Un verdict emblématique pour la Likouala
Le 26 juin 2025, le Tribunal de Grande Instance d’Impfondo, chef-lieu du département de la Likouala, a prononcé un jugement qui fera date dans les annales judiciaires congolaises. Jodel Mouandola a été condamné à trois années d’emprisonnement ferme, tandis qu’Arel Ebouzi et Parfait Mbekele ont écopé chacun de deux ans, assortis d’amendes et de dommages-intérêts fixés à quatre millions de francs CFA. Au-delà de la sévérité apparente, la sentence matérialise la volonté de l’État de traduire en actes son engagement international en faveur de la Convention de Washington, devenue un pilier de la diplomatie environnementale du pays.
Une chaîne répressive qui se professionnalise
Les interpellations successives, menées dans la nuit du 27 mai entre Impfondo et Épéna, traduisent la montée en compétence des forces de sécurité intérieure, désormais aguerries aux techniques d’enquête liées aux crimes contre la faune. « La coordination a été sans faille et l’exploitation du renseignement décisive », confie un officier de la gendarmerie sous couvert d’anonymat. Le ministère de l’Intérieur note que la coopération entre unités territoriales et services spécialisés a permis de remonter la filière jusqu’au détenteur initial des trophées, signe d’une approche plus systémique de la lutte contre le trafic.
Le cadre législatif, un outil en mouvement
Depuis l’adoption de la loi 37-2008 sur la faune et les aires protégées, le Congo-Brazzaville s’est doté d’un dispositif juridique conforme aux standards internationaux. L’article 27, souvent cité, interdit toute importation, exportation ou détention d’espèces intégralement protégées sans autorisation scientifique ou de reproduction. Pour Me Léandre Okouemba, avocat au barreau de Brazzaville, « la décision d’Impfondo consacre la pleine effectivité de ce texte et rassure les partenaires techniques qui accompagnent sa mise en œuvre ». Elle installe également un précédent dans une zone transfrontalière parfois qualifiée de point chaud du commerce illicite vers les marchés voisins.

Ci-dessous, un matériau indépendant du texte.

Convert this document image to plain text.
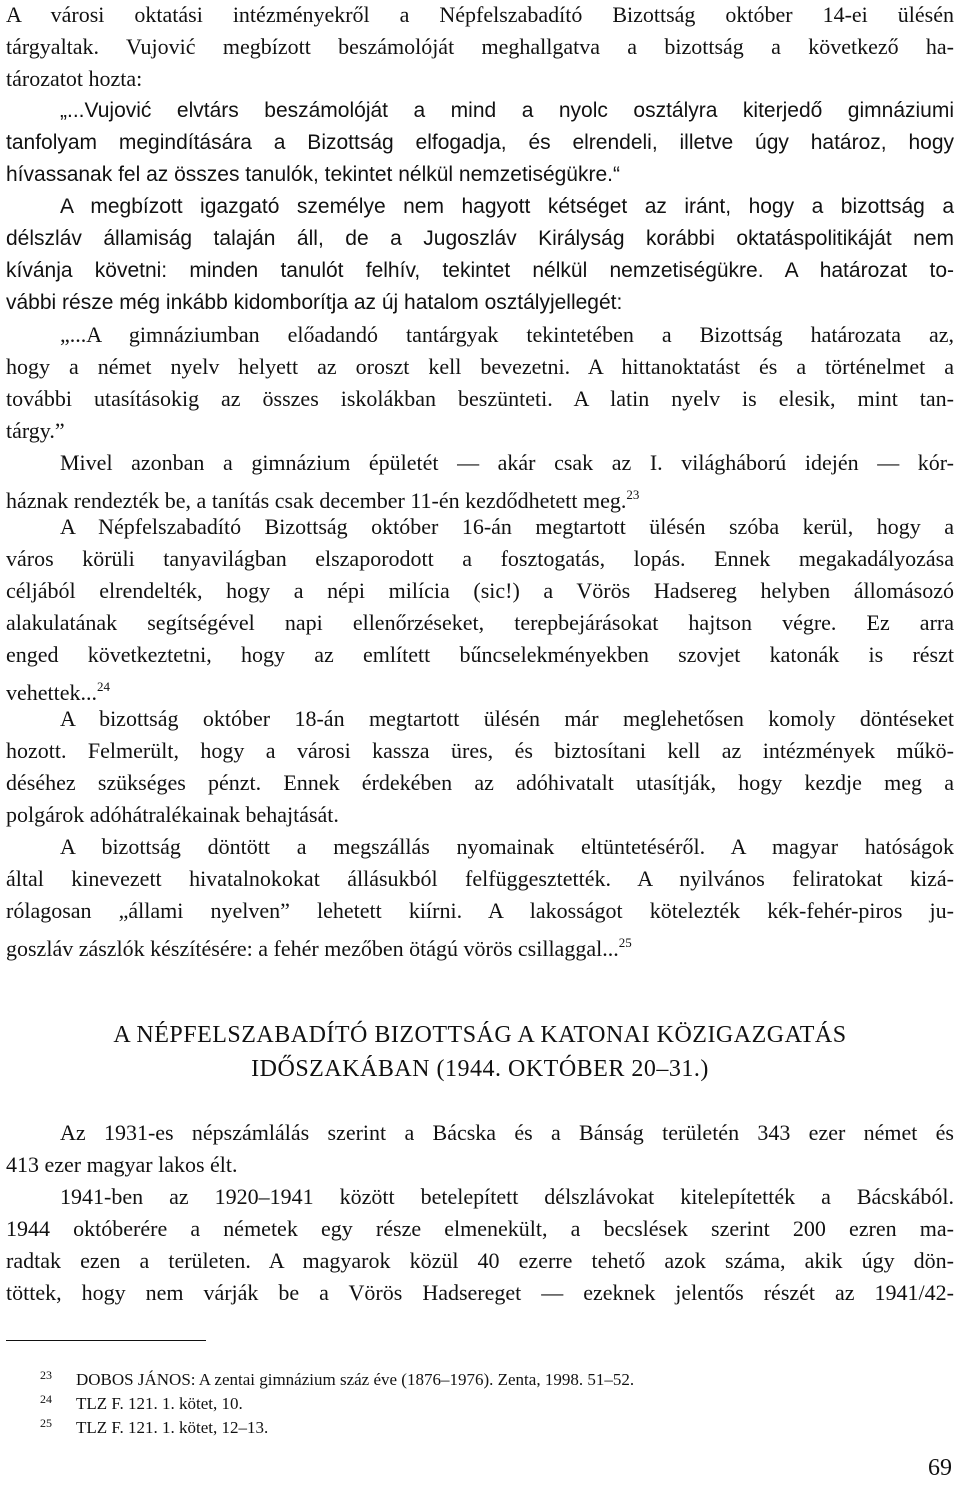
A városi oktatási intézményekről a Népfelszabadító Bizottság október 14-ei ülésén
tárgyaltak. Vujović megbízott beszámolóját meghallgatva a bizottság a következő ha-
tározatot hozta:
„...Vujović elvtárs beszámolóját a mind a nyolc osztályra kiterjedő gimnáziumi
tanfolyam megindítására a Bizottság elfogadja, és elrendeli, illetve úgy határoz, hogy
hívassanak fel az összes tanulók, tekintet nélkül nemzetiségükre.“
A megbízott igazgató személye nem hagyott kétséget az iránt, hogy a bizottság a
délszláv államiság talaján áll, de a Jugoszláv Királyság korábbi oktatáspolitikáját nem
kívánja követni: minden tanulót felhív, tekintet nélkül nemzetiségükre. A határozat to-
vábbi része még inkább kidomborítja az új hatalom osztályjellegét:
„...A gimnáziumban előadandó tantárgyak tekintetében a Bizottság határozata az,
hogy a német nyelv helyett az oroszt kell bevezetni. A hittanoktatást és a történelmet a
további utasításokig az összes iskolákban beszünteti. A latin nyelv is elesik, mint tan-
tárgy.”
Mivel azonban a gimnázium épületét — akár csak az I. világháború idején — kór-
háznak rendezték be, a tanítás csak december 11-én kezdődhetett meg.$^{23}$
A Népfelszabadító Bizottság október 16-án megtartott ülésén szóba kerül, hogy a
város körüli tanyavilágban elszaporodott a fosztogatás, lopás. Ennek megakadályozása
céljából elrendelték, hogy a népi milícia (sic!) a Vörös Hadsereg helyben állomásozó
alakulatának segítségével napi ellenőrzéseket, terepbejárásokat hajtson végre. Ez arra
enged következtetni, hogy az említett bűncselekményekben szovjet katonák is részt
vehettek...$^{24}$
A bizottság október 18-án megtartott ülésén már meglehetősen komoly döntéseket
hozott. Felmerült, hogy a városi kassza üres, és biztosítani kell az intézmények műkö-
déséhez szükséges pénzt. Ennek érdekében az adóhivatalt utasítják, hogy kezdje meg a
polgárok adóhátralékainak behajtását.
A bizottság döntött a megszállás nyomainak eltüntetéséről. A magyar hatóságok
által kinevezett hivatalnokokat állásukból felfüggesztették. A nyilvános feliratokat kizá-
rólagosan „állami nyelven” lehetett kiírni. A lakosságot kötelezték kék-fehér-piros ju-
goszláv zászlók készítésére: a fehér mezőben ötágú vörös csillaggal...$^{25}$
A NÉPFELSZABADÍTÓ BIZOTTSÁG A KATONAI KÖZIGAZGATÁS
IDŐSZAKÁBAN (1944. OKTÓBER 20–31.)
Az 1931-es népszámlálás szerint a Bácska és a Bánság területén 343 ezer német és
413 ezer magyar lakos élt.
1941-ben az 1920–1941 között betelepített délszlávokat kitelepítették a Bácskából.
1944 októberére a németek egy része elmenekült, a becslések szerint 200 ezren ma-
radtak ezen a területen. A magyarok közül 40 ezerre tehető azok száma, akik úgy dön-
töttek, hogy nem várják be a Vörös Hadsereget — ezeknek jelentős részét az 1941/42-
$^{23}$ DOBOS JÁNOS: A zentai gimnázium száz éve (1876–1976). Zenta, 1998. 51–52.
$^{24}$ TLZ F. 121. 1. kötet, 10.
$^{25}$ TLZ F. 121. 1. kötet, 12–13.
69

Des partenaires techniques mobilisés
Le Projet d’appui à l’Application de la Loi sur la Faune sauvage, mieux connu sous l’acronyme PALF, a joué un rôle d’interface entre administration et société civile. Ses agents ont apporté un appui logistique aux enquêteurs, tandis que la Direction départementale de l’Économie forestière veillait à la conservation des scellés. De l’avis de nombreux observateurs, cette synergie public-privé constitue l’une des clefs de voûte du dispositif national, car elle renforce la traçabilité des preuves et la solidité des dossiers transmis au parquet.
Entre biodiversité et stabilité régionale
La Likouala abrite d’immenses forêts marécageuses où subsistent panthères, éléphants de forêt et pangolins géants. Leur disparition aurait un coût écologique mais également géopolitique, les écosystèmes frontaliers conditionnant la coopération avec les États voisins du Bassin du Congo. Le ministre des Affaires étrangères, interrogé lors d’un entretien accordé au quotidien national, voit dans le jugement du 26 juin « un message clair à l’endroit des réseaux criminels qui mettent en péril la sécurité et la réputation de la région ».
Un signal diplomatique à l’international
Alors que Brazzaville s’apprête à accueillir la prochaine réunion ministérielle sur l’Initiative pour la Forêt d’Afrique Centrale, le verdict intervient à point nommé. Il offre un argument tangible aux négociateurs congolais pour défendre la crédibilité d’une gouvernance environnementale volontariste. Selon un diplomate européen, « la cohérence entre discours et action est désormais perceptible, créant les conditions d’un partenariat renouvelé autour du financement vert ».
Un impératif de pérennisation
La trajectoire engagée devra néanmoins être pérennisée par la formation continue des magistrats, la modernisation des postes de contrôle et le renforcement des campagnes de sensibilisation auprès des communautés rurales. À cet égard, le programme national de développement 2022-2026 envisage déjà une ligne budgétaire dédiée. En rappelant que le commerce illégal d’espèces sauvages constitue aussi un risque de santé publique, les autorités soulignent la dimension transversale de l’enjeu. La condamnation d’Impfondo n’est pas une fin en soi ; elle ouvre, au contraire, la voie à une justice environnementale durable, appelée à consolider les fondements d’un État de droit respectueux de sa biodiversité et résolument tourné vers la coopération régionale.